Dort findet sich auch das komplette Jubiläumsprogramm mit zentralem Festakt, Musik-Revue, Theaterstück, einem Hörstück durch die MK-Geschichte, einer besonderen Sportschau, Sommerfest, Weihnachtsgottesdienst und vielem mehr. Bei allem spielen übrigens Schülerinnen und Schüler die Hauptrollen. Bei so viel Engagement müssen sie ihre Schule wohl sehr mögen. Bei der Finanzierung der langanhaltenden Festlichkeiten haben eine ganze Reihe von Freunden, Förderern und Sponsoren geholfen, darunter auch die Richard Borek Stiftung.
Historiker Prof. Dr. h.c. Gerd Biegel, Leiter des Instituts für Braunschweigische Regionalgeschichte an der TU Braunschweig (IBR), wertet die Schulgründung vor 600 Jahren als ein herausragendes Ereignis bürgerschaftlicher Initiative zur städtischen Bildungspolitik. „Am Ende des 14. Jahrhunderts gab es in Braunschweig drei kirchliche Lateinschulen. Diese Schulen waren zur Ausbildung späterer Priester bestimmt. Wie in anderen Städten auch, sollten aber noch zusätzlich stadteigene Lateinschulen entstehen. Deshalb bat man den Papst, deren Einrichtung zu genehmigen“, erklärt Biegel den geschichtlichen Hintergrund (Vortrag 18. Februar, 19 Uhr, Aula des MK).

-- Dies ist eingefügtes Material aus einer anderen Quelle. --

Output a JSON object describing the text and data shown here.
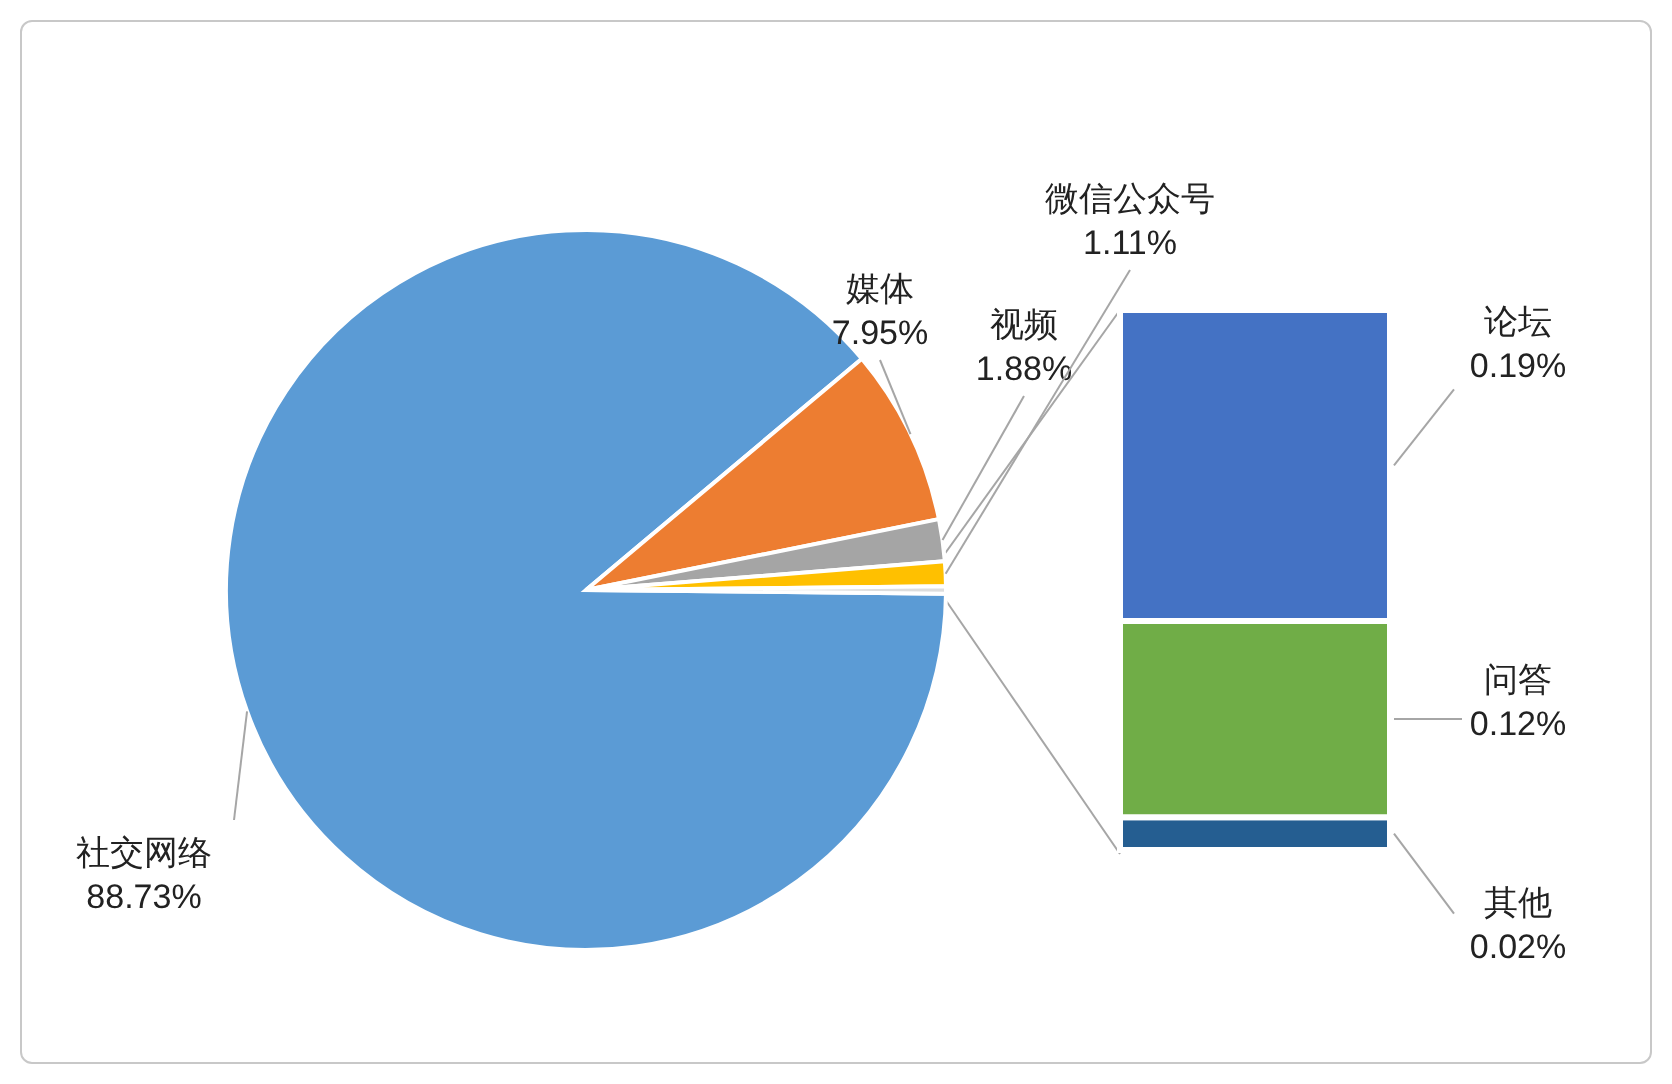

Auch Braunschweigs Stadtpatriziat habe seinerzeit die Notwendigkeit erkannt gehabt, seiner Jugend eine an den Aufgaben von Wirtschaft und Handel orientierten Ausbildung zu ermöglichen. Das habe mit der expandierenden städtischen Wirtschaft und der wachsenden politischen Macht des städtischen Bürgertums zusammengehangen. Die Pläne des Rates, bürgerliche Lateinschulen zu gründen, stießen auf erbitterten Widerstand der Geistlichkeit, die eine ernsthafte Gefährdung ihres Bildungsmonopols ebenso wie nicht unerhebliche wirtschaftliche Vorteile gefährdet sah, so Biegel.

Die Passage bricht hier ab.